Poor Angrand. Throughout the exhibit text and catalogue he is the afterthought: Van Gogh, Seurat, Signac, Bernard .. and Angrand. “One of the least well-known,” with a known output of just shy of 100 paintings. In the 1890s, he abandoned oil for black-and-white Conté crayon. After the death of his father in 1896, he returned to Normandy. He is praised for keeping up correspondence with his Paris-based companions that is now a key text for historians of impressionism.
And yet, that milky, 7/8 full view of the Seine. When you search for the picture, Google provides a film strip of possible views; so many ways to rip off Angrand’s careful colors:
Cookie Mueller, in Chloe Griffin’s 2014 biography, is someone you realize you already know quite well. She appeared in well-known cult classics like Pink Flamingos and Female Trouble, and less-well-known, like Smithereens and Variety.
(I implore you to watch Variety, which has a script by Kathy Acker and a wonderfully ambiguous ending.) Mueller is the other woman in the photograph of Nan Goldin with a busted nose:
Griffin’s biography is an oral history that mostly plays chronology straight (save a quick dip back to Mueller’s childhood in the middle). I began reading it on the bus home from seeing Angrand, and started near the end: Mueller’s break up with her girlfriend Sharon Niesp and her death from AIDS.
Then I started at the top, with Mueller meeting John Waters in 1960s Baltimore. I wonder now if I was trying to recreate what Chris Kraus did so effectively in her biography of Kathy Acker: get through the death first, so I could focus on this woman’s life.
It’s satisfying to see a woman portrayed without judgement. In Griffin’s telling, Mueller is a loving single mother, the embodiment of downtown chic (Betsy Johnson and Madonna are both accused of stealing her look), photographed in men’s underwear, a v-neck jersey, her hands bound to the staircase while Klaus Nomi hovers.
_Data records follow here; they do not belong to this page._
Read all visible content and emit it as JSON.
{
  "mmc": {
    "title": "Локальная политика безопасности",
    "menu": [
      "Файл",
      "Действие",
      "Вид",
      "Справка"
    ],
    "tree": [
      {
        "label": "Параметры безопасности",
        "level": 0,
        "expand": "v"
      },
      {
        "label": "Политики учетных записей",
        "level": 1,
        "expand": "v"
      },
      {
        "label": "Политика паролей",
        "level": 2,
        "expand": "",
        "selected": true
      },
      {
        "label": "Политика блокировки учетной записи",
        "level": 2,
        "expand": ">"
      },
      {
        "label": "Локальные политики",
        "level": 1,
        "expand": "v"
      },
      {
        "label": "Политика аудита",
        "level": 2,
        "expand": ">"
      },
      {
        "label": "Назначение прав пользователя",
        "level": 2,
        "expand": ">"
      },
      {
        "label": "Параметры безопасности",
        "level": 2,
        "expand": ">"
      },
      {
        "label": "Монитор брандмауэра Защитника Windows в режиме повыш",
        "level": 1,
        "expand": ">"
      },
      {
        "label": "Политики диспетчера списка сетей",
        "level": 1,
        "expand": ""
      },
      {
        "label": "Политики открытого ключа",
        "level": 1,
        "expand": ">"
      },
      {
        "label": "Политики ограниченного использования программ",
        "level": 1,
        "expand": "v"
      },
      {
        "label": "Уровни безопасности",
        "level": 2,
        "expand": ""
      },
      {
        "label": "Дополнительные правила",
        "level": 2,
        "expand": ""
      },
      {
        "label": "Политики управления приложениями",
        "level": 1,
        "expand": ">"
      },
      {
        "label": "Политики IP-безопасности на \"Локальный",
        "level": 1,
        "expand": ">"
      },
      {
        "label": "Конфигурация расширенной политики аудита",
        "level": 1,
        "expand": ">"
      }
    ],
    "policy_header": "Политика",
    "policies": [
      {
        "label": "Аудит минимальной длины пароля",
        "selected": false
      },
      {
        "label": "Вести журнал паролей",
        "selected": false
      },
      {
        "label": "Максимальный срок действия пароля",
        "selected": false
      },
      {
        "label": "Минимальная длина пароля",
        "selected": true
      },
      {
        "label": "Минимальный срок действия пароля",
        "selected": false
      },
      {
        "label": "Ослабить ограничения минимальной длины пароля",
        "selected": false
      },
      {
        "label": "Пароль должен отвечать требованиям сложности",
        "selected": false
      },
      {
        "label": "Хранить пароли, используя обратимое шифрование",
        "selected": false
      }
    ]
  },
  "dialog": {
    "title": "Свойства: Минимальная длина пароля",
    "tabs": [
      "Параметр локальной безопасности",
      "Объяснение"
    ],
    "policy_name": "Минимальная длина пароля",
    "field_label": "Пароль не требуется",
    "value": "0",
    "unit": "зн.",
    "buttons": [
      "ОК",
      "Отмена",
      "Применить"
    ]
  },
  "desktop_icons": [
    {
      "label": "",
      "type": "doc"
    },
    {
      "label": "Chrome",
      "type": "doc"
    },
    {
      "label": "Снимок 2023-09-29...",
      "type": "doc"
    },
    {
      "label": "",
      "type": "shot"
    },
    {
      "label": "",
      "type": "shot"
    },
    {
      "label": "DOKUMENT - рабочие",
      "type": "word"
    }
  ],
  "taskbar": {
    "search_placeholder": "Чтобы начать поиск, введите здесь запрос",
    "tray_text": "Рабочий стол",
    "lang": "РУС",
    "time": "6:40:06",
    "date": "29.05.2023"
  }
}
Director Rachid Kerdouche on casting Mueller:
I spoke to Richard Sole, the keyboard player for Patti Smith, who said to me, “Why don’t you talk to Cookie Mueller?” She was more than what I was expecting. I wanted a simple blonde girl, just a girl who was blonde. When I used Cookie, I realized I could have a real person, in the sense that she could re-write the lines.
Mueller made it as an actress, but hatched a second career as a writer. Her stories are lucid and tight. A mix of Leonora Carrington and a tabloid news item. It feels like she is writing to fit column space in the best way. In “The Mystery of Tap Water,” which first appeared in Bomb, Julie has decided that she will only consume tap water (you are what you eat!) so that she can disappear at will.
I know it’s absurd and ridiculous, but now whenever I take a bath I see Julie pouring out of the faucet, and I begin to wonder just how many other odd people and complete strangers are in the bathtub floating around me.
Mueller died of AIDS in 1989, one hundred years after Angrand finished The Seine at Dawn.
“All of these friends were connected to the arts,” Mueller wrote in “A Last Letter.” “Time and history have proven that the sensitive souls among us have always been more vulnerable.”